Der IPCC-Report von 2007

basiert auf Hunderten Modellrechnungen, ausgefeilten Computermodellen,

zahllosen Studien und Messreihen. 450 Hauptautoren liefern die bisher genaueste

Beschreibung dessen, was die Temperatur der Atmosphäre etwa seit dem

Jahr 1800 in die Höhe treibt. An dieser vierten Studie des IPCC haben

2500 Experten sechs Jahre gearbeitet.

In der Zusammenfassung des

Reports ist von einem Anstieg der Temperaturen in den nächsten 30

Jahren um rund 0,7 Grad Celsius die Rede. Bis 2100 könnte die Temperatur

gar um bis zu 6,4 Grad steigen – abhängig von der Menge der freigesetzten

Treibhausgase.

Die stärksten Temperaturerhöhungen

erwarten die Forscher in den hohen nördlichen Breitengraden. In der

Arktis sind bereits jetzt dramatische Folgen des Klimawandels zu beobachten.

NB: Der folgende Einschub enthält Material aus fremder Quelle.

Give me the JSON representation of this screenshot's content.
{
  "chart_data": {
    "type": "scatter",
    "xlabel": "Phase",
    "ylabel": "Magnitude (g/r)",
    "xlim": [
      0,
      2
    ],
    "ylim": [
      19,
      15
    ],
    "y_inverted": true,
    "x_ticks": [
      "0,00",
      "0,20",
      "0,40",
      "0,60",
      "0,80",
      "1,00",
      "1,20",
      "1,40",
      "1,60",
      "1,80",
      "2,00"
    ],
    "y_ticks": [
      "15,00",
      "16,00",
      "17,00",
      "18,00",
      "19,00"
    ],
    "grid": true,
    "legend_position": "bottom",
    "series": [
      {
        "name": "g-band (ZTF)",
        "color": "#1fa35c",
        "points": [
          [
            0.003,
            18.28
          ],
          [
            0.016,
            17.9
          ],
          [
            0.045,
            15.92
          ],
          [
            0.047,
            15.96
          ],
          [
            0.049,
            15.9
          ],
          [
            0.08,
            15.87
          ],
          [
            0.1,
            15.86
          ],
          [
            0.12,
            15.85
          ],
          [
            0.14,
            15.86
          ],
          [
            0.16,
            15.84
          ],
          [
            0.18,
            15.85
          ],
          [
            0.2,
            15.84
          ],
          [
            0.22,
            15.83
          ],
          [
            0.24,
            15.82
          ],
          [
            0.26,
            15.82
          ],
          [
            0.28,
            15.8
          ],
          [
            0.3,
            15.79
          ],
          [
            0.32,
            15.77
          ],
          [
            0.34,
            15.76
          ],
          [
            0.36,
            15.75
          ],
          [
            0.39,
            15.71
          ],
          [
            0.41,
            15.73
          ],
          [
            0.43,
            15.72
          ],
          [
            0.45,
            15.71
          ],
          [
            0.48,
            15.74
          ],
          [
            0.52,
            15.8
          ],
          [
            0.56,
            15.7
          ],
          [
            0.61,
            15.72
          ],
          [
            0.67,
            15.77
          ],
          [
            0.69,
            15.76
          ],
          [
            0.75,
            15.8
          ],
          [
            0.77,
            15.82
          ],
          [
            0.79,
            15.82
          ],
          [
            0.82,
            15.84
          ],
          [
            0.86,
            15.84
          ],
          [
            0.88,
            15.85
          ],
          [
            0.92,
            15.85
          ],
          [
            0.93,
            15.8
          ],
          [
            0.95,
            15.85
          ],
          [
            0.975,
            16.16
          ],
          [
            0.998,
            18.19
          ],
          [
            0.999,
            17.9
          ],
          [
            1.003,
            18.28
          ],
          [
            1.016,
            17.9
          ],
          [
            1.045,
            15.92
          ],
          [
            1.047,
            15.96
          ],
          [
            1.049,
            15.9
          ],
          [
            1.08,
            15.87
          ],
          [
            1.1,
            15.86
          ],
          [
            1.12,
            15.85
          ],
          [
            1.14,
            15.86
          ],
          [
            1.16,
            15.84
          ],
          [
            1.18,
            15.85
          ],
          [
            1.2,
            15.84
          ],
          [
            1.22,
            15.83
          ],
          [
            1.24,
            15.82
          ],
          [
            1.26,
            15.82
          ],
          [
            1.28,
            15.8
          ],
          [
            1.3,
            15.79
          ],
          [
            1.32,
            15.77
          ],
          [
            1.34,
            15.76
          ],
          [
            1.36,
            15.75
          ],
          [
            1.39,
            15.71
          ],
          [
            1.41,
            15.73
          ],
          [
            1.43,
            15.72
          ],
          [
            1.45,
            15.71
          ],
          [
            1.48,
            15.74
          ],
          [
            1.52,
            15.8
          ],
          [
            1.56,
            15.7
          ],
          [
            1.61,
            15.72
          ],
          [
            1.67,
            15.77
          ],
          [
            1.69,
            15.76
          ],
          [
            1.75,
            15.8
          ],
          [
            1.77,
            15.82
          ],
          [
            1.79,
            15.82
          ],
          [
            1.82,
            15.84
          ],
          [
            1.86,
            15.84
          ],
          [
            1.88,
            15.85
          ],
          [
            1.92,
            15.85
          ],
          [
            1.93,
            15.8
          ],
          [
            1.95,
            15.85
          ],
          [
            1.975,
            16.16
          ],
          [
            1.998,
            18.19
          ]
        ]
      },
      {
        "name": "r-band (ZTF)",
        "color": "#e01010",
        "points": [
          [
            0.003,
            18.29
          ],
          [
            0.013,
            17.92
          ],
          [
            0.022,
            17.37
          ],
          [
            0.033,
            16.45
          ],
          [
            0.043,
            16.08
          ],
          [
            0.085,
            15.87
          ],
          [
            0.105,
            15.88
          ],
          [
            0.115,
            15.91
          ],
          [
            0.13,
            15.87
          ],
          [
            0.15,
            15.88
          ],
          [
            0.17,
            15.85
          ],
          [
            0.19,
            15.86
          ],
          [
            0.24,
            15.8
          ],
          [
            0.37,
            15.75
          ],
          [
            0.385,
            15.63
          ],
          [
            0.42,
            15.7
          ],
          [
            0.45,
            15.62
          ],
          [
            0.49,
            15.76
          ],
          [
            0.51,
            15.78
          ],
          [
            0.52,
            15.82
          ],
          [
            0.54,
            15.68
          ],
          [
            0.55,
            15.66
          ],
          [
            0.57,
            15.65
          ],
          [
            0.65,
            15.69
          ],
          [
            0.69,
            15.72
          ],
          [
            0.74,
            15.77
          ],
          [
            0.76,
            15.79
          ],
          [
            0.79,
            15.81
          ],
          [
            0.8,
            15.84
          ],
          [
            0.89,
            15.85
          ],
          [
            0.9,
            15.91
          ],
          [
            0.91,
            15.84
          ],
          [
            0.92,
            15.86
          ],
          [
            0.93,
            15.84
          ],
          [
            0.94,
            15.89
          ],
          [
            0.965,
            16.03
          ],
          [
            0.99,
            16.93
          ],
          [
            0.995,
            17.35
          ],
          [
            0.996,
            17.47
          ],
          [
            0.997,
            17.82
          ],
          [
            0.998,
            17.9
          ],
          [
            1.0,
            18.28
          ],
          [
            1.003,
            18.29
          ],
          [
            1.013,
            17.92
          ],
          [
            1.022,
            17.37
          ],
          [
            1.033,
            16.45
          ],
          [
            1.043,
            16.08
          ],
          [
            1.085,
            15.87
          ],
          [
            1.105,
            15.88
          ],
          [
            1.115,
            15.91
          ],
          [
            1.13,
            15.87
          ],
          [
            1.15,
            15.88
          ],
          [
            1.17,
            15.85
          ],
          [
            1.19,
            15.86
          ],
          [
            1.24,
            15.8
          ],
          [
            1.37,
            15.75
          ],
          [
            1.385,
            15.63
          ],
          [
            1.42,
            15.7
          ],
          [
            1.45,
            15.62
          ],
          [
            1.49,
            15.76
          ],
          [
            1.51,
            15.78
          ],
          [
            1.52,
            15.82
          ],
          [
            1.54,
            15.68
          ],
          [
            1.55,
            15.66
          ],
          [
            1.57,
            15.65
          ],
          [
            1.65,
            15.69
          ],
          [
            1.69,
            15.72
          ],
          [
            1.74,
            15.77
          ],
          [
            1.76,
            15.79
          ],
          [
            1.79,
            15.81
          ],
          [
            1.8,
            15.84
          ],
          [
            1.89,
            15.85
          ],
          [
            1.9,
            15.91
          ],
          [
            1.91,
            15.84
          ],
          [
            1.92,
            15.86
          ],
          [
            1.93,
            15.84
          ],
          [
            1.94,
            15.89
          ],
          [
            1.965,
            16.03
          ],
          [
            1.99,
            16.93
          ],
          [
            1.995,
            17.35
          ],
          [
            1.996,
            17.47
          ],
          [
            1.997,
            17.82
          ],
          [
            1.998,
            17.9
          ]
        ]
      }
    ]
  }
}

Weniger betroffen sind hingegen die südlichen Ozeane sowie der Nordatlantik.

In den USA wollen die Demokraten

im US-Repräsentantenhaus noch bis Ende dieses Jahres gesetzlich eine

Begrenzung der CO2-Emissionen für die US-Industrie durchsetzen. Sie

kritisieren die ihrer Ansicht nach lasche Reaktion der US-Regierung von

Präsident George W. Bush auf die jüngsten, alarmierenden UN-Klimaberichte.

Konkrete Maßnahmen

wegen der drohenden Klimaerwärmung kündigte dagegen Japan an.

Dort sollen neue Reissorten entwickelt werden, die Hitze besser vertragen

und mit weniger Wasser auskommen. Die spanische Regierung will noch im

Sommer einen Anpassungsplan verabschieden, weil ihr Land im UN-Bericht

als besonders anfällig und verwundbar bezeichnet wird.